La prospettiva interdisciplinare si è concretizzata ulteriormente grazie all’intervento di Giancarlo Costabile, docente di Pedagogia dell’Antimafia dell’UniCal, che, relazionando su “Antimafia e pedagogia trasformativa: la legalità costituzionale come educazione ai diritti”, ha auspicato che «la parola antimafia da un punto di vista pedagogico diventi prioritaria e faccia da leva per costruire un processo di trasformazione della società e smontare le parole del potere globale».

Non a caso Costabile si è definito “operaio della parola” e ha sostenuto che in una “società mafiogena” «compito della scuola è costruire una rete di cittadini sovrani», teorizzando la pedagogia come «sapere critico e cittadinanza attiva» e citando l’insegnamento di don Milani. «Dalle parole del potere al potere della parola», la conclusione del pedagogista dell’UniCal.

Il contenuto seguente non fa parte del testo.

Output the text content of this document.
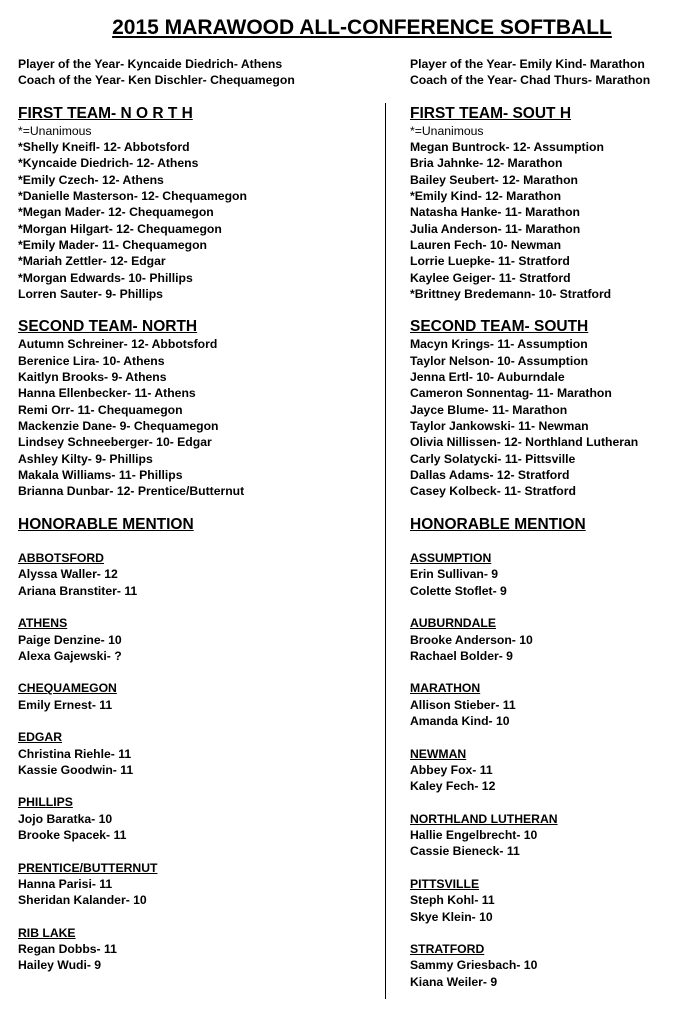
2015 MARAWOOD ALL-CONFERENCE SOFTBALL
Player of the Year- Kyncaide Diedrich- Athens
Coach of the Year- Ken Dischler- Chequamegon
FIRST TEAM- N O R T H
*=Unanimous
*Shelly Kneifl- 12- Abbotsford
*Kyncaide Diedrich- 12- Athens
*Emily Czech- 12- Athens
*Danielle Masterson- 12- Chequamegon
*Megan Mader- 12- Chequamegon
*Morgan Hilgart- 12- Chequamegon
*Emily Mader- 11- Chequamegon
*Mariah Zettler- 12- Edgar
*Morgan Edwards- 10- Phillips
Lorren Sauter- 9- Phillips
SECOND TEAM- NORTH
Autumn Schreiner- 12- Abbotsford
Berenice Lira- 10- Athens
Kaitlyn Brooks- 9- Athens
Hanna Ellenbecker- 11- Athens
Remi Orr- 11- Chequamegon
Mackenzie Dane- 9- Chequamegon
Lindsey Schneeberger- 10- Edgar
Ashley Kilty- 9- Phillips
Makala Williams- 11- Phillips
Brianna Dunbar- 12- Prentice/Butternut
HONORABLE MENTION
ABBOTSFORD
Alyssa Waller- 12
Ariana Branstiter- 11
ATHENS
Paige Denzine- 10
Alexa Gajewski- ?
CHEQUAMEGON
Emily Ernest- 11
EDGAR
Christina Riehle- 11
Kassie Goodwin- 11
PHILLIPS
Jojo Baratka- 10
Brooke Spacek- 11
PRENTICE/BUTTERNUT
Hanna Parisi- 11
Sheridan Kalander- 10
RIB LAKE
Regan Dobbs- 11
Hailey Wudi- 9
Player of the Year- Emily Kind- Marathon
Coach of the Year- Chad Thurs- Marathon
FIRST TEAM- SOUT H
*=Unanimous
Megan Buntrock- 12- Assumption
Bria Jahnke- 12- Marathon
Bailey Seubert- 12- Marathon
*Emily Kind- 12- Marathon
Natasha Hanke- 11- Marathon
Julia Anderson- 11- Marathon
Lauren Fech- 10- Newman
Lorrie Luepke- 11- Stratford
Kaylee Geiger- 11- Stratford
*Brittney Bredemann- 10- Stratford
SECOND TEAM- SOUTH
Macyn Krings- 11- Assumption
Taylor Nelson- 10- Assumption
Jenna Ertl- 10- Auburndale
Cameron Sonnentag- 11- Marathon
Jayce Blume- 11- Marathon
Taylor Jankowski- 11- Newman
Olivia Nillissen- 12- Northland Lutheran
Carly Solatycki- 11- Pittsville
Dallas Adams- 12- Stratford
Casey Kolbeck- 11- Stratford
HONORABLE MENTION
ASSUMPTION
Erin Sullivan- 9
Colette Stoflet- 9
AUBURNDALE
Brooke Anderson- 10
Rachael Bolder- 9
MARATHON
Allison Stieber- 11
Amanda Kind- 10
NEWMAN
Abbey Fox- 11
Kaley Fech- 12
NORTHLAND LUTHERAN
Hallie Engelbrecht- 10
Cassie Bieneck- 11
PITTSVILLE
Steph Kohl- 11
Skye Klein- 10
STRATFORD
Sammy Griesbach- 10
Kiana Weiler- 9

Sulla stessa lunghezza d’onda Lorena Milani, docente di Pedagogia generale e sociale dell’università di Torino, intervenuta su “Pedagogia della mafia vs Pedagogia della proposta: strutture e storture”. «Quando la pedagogia non si prende abbastanza cura – ha detto – lasciamo vuoti che vengono colmati dalla criminalità, dalla depressione, dal disagio. Bisogna sopperire al vuoto educativo occupato dalla pedagogia delle mafie, dalla cultura mafiosa, perché la normalità della mafia non è quella che respiriamo in maniera occulta ma è ormai pervasiva».

Dalla capacità delle mafie di moltiplicare profitti grazie a paradisi fiscali e normativi a quella di perpetuare linguaggi, codici, subculture, la prospettiva interdisciplinare ha spaziato in profondità. Ma è soltanto la tappa di un cammino.